When there is a deeper involvement of the tissues of the tooth reaching to contact the caries with the pulp. It manifests with a pulpitis (nerve involvement, toothache and pulpal tissue inflammation), the treatment of choice in this case will be the endodontics of the adult’s permanent tooth (killing the nerve).

The endodontic treatment is the elimination of the vascular-nervous tissue of the dental pulp that is found in the pulp chamber (inside the tooth) and in the root canals of the roots of the teeth. Once this tissue is removed, it is replaced by a bacteriostatic material that prevents the recurrence of tooth infection.

Other caries treatments

Other caries treatments

In temporary teeth, the treatment of pulpitis will be more conservative, using techniques such as direct and indirect coating, pulpotomy and pulpectomy.

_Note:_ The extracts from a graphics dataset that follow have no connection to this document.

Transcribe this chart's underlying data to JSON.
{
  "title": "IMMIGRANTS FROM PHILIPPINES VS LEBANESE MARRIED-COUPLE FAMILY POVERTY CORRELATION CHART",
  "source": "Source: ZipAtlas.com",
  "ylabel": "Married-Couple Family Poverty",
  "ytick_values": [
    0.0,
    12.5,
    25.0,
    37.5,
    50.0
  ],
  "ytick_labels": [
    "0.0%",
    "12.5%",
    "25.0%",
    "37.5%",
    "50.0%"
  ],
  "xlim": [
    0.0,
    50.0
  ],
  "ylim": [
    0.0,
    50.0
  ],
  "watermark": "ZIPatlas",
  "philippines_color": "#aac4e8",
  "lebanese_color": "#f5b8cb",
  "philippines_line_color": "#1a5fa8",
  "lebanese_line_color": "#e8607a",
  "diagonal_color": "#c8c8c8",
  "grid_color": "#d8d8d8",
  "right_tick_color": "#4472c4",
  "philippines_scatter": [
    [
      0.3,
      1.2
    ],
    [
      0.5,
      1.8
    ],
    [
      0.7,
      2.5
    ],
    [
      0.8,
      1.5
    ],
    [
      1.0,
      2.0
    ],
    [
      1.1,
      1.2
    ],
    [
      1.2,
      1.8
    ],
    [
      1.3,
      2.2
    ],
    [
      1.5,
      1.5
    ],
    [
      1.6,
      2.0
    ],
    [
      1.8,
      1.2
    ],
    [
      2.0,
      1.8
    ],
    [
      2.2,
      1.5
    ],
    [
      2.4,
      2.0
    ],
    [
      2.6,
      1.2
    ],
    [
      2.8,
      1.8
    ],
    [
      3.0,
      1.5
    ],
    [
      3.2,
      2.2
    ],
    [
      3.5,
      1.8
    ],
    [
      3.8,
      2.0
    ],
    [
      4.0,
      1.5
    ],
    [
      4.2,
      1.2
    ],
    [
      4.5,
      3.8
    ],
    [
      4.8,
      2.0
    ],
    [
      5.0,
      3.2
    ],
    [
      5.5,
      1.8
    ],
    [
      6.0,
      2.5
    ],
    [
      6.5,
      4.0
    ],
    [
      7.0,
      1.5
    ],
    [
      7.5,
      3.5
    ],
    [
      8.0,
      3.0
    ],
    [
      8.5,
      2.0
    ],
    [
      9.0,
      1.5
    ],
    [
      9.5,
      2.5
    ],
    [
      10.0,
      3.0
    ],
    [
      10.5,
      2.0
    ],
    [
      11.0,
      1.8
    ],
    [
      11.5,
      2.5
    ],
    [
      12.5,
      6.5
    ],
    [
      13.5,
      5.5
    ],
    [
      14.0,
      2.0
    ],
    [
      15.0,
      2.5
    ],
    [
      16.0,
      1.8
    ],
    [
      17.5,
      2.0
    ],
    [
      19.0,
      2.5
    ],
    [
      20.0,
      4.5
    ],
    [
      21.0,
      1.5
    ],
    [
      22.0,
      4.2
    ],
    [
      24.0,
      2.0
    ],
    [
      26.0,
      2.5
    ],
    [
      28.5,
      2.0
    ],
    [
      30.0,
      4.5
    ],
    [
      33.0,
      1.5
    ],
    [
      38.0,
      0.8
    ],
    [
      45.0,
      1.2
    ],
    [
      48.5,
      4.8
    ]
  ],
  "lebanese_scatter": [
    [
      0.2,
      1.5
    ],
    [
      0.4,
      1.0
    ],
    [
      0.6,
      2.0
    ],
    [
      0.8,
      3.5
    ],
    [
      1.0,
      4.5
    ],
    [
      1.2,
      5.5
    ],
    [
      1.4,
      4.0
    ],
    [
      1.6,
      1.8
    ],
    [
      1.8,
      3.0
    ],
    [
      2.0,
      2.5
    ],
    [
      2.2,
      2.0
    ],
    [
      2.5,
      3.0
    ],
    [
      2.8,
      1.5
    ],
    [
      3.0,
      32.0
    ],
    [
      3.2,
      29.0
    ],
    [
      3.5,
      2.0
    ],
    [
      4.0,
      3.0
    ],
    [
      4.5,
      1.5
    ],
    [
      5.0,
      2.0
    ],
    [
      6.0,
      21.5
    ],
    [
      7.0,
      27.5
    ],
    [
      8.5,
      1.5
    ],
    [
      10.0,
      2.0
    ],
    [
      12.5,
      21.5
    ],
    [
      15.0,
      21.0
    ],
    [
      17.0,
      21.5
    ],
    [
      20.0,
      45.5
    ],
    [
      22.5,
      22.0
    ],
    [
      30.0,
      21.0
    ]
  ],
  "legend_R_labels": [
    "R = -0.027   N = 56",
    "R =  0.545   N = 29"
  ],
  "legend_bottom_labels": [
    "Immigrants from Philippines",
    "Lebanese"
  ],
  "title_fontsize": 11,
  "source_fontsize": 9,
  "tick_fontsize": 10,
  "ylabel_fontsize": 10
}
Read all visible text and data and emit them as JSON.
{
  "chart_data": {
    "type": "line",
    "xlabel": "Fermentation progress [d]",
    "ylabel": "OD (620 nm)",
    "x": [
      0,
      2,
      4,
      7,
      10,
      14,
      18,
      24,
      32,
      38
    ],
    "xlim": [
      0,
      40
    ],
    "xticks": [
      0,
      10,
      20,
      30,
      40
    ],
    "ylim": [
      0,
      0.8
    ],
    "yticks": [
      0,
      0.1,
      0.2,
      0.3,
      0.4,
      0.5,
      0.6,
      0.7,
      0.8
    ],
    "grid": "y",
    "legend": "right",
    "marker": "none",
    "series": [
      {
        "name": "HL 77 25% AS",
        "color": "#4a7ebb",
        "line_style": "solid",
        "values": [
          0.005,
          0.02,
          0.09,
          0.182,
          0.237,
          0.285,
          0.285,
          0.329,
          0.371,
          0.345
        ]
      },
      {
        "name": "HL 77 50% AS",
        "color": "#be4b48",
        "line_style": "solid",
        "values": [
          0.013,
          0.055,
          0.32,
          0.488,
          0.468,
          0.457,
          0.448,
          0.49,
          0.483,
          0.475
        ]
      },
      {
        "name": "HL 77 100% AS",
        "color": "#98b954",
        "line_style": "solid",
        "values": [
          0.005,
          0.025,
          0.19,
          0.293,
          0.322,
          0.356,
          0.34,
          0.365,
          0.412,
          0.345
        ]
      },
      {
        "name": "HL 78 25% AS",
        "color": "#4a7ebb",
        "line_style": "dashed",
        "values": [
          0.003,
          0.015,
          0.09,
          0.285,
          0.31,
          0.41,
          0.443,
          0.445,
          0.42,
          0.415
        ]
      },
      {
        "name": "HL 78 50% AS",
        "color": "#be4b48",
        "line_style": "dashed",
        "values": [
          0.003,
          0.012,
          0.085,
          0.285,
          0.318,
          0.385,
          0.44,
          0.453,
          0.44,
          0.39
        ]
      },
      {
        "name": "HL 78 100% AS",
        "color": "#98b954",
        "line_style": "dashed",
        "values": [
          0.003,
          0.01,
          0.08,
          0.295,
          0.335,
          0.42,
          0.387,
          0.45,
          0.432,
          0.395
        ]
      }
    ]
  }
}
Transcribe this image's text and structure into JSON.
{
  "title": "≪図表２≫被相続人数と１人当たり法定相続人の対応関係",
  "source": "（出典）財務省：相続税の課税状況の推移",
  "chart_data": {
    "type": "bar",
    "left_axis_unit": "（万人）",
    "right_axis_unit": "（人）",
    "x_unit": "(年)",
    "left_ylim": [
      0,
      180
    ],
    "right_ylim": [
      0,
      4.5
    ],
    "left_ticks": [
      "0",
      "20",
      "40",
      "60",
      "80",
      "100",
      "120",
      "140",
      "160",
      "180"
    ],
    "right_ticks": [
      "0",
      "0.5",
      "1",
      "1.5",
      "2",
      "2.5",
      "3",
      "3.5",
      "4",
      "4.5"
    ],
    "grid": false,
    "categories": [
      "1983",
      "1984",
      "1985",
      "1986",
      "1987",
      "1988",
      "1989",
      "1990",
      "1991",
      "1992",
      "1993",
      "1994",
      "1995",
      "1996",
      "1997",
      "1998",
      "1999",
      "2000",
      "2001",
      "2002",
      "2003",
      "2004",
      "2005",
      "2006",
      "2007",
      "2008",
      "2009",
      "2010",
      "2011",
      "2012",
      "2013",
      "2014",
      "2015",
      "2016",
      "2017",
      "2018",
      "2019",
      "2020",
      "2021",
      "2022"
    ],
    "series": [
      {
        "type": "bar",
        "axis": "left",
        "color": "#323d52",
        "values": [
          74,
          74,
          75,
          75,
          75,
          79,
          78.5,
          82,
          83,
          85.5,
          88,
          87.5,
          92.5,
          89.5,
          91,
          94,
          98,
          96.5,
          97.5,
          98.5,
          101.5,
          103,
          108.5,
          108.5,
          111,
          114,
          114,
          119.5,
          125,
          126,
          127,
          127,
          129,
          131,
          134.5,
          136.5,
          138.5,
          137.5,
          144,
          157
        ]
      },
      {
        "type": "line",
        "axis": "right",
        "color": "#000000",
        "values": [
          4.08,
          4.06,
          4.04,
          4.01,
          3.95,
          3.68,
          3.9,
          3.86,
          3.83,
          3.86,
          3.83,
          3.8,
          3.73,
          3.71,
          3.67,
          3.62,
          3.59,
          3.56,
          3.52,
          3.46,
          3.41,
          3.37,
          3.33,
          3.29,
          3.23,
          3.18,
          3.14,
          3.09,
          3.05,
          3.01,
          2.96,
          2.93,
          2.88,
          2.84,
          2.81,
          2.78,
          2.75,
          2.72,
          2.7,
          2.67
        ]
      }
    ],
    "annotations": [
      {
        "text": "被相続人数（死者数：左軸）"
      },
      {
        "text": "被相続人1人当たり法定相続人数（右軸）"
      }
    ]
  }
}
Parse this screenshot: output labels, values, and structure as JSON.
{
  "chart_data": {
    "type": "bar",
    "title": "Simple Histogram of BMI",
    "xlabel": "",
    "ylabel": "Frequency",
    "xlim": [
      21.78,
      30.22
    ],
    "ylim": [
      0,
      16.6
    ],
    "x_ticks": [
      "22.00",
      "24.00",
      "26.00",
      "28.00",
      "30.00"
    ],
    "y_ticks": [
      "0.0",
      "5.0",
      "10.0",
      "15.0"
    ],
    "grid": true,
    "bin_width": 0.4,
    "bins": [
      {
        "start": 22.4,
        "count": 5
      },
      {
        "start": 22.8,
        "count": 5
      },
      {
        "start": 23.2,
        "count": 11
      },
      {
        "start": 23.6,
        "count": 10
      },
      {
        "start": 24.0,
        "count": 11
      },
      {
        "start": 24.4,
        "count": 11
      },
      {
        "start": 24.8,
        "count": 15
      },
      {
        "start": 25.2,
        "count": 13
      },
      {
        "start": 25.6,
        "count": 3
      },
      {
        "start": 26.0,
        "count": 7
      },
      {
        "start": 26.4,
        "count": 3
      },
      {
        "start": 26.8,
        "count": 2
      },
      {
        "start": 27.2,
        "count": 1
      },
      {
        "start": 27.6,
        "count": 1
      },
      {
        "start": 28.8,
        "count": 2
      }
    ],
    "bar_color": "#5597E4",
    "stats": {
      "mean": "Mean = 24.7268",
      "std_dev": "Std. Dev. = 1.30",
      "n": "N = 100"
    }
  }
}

In the final teeth with roots information, conservative techniques such as direct coating, pulpotomy, and a pico formation will also be used.

1.Direct coating: Will be used in asymptomatic patient. It is the covering or sealing by calcium hydroxide of the vital pulp when it has been exposed minimally by trauma or by iatrogenia when removing decayed tissue. This technique can be applied to both permanent teeth and temporary teeth.

2. Indirect coating: Is performed in asymptomatic patients. Dentin affected by caries is left to avoid exposure of the pulp and covered with calcium hydroxide. This technique can be applied to both permanent teeth and temporary teeth.

3. Pulpotomy: It is the elimination of the pulp contained in the pulp chamber and the sealing of the root canals, not affected with a material that, generally, is calcium hydroxide. This technique can be applied to both permanent teeth and temporary teeth.

4. Pulpectomy: It is the total elimination of the pulp of the coronary chamber as well as the root pulp to then fill the ducts with zinc oxide eugenol. The zinc oxide eugenol is absorbable and thus facilitates the resorption of the root when the eruption of the permanent begins.

5.Apicoformacion: This technique is used in permanent teeth with immature roots with clinical involvement of the cameral pulp and the pulp of the ducts. Both are eliminated by cleaning the root canals and the pulp chamber and calcium hydroxide is introduced instead. Once the root formation is complete, we will continue with the tooth’s endodontics (a technique previously described).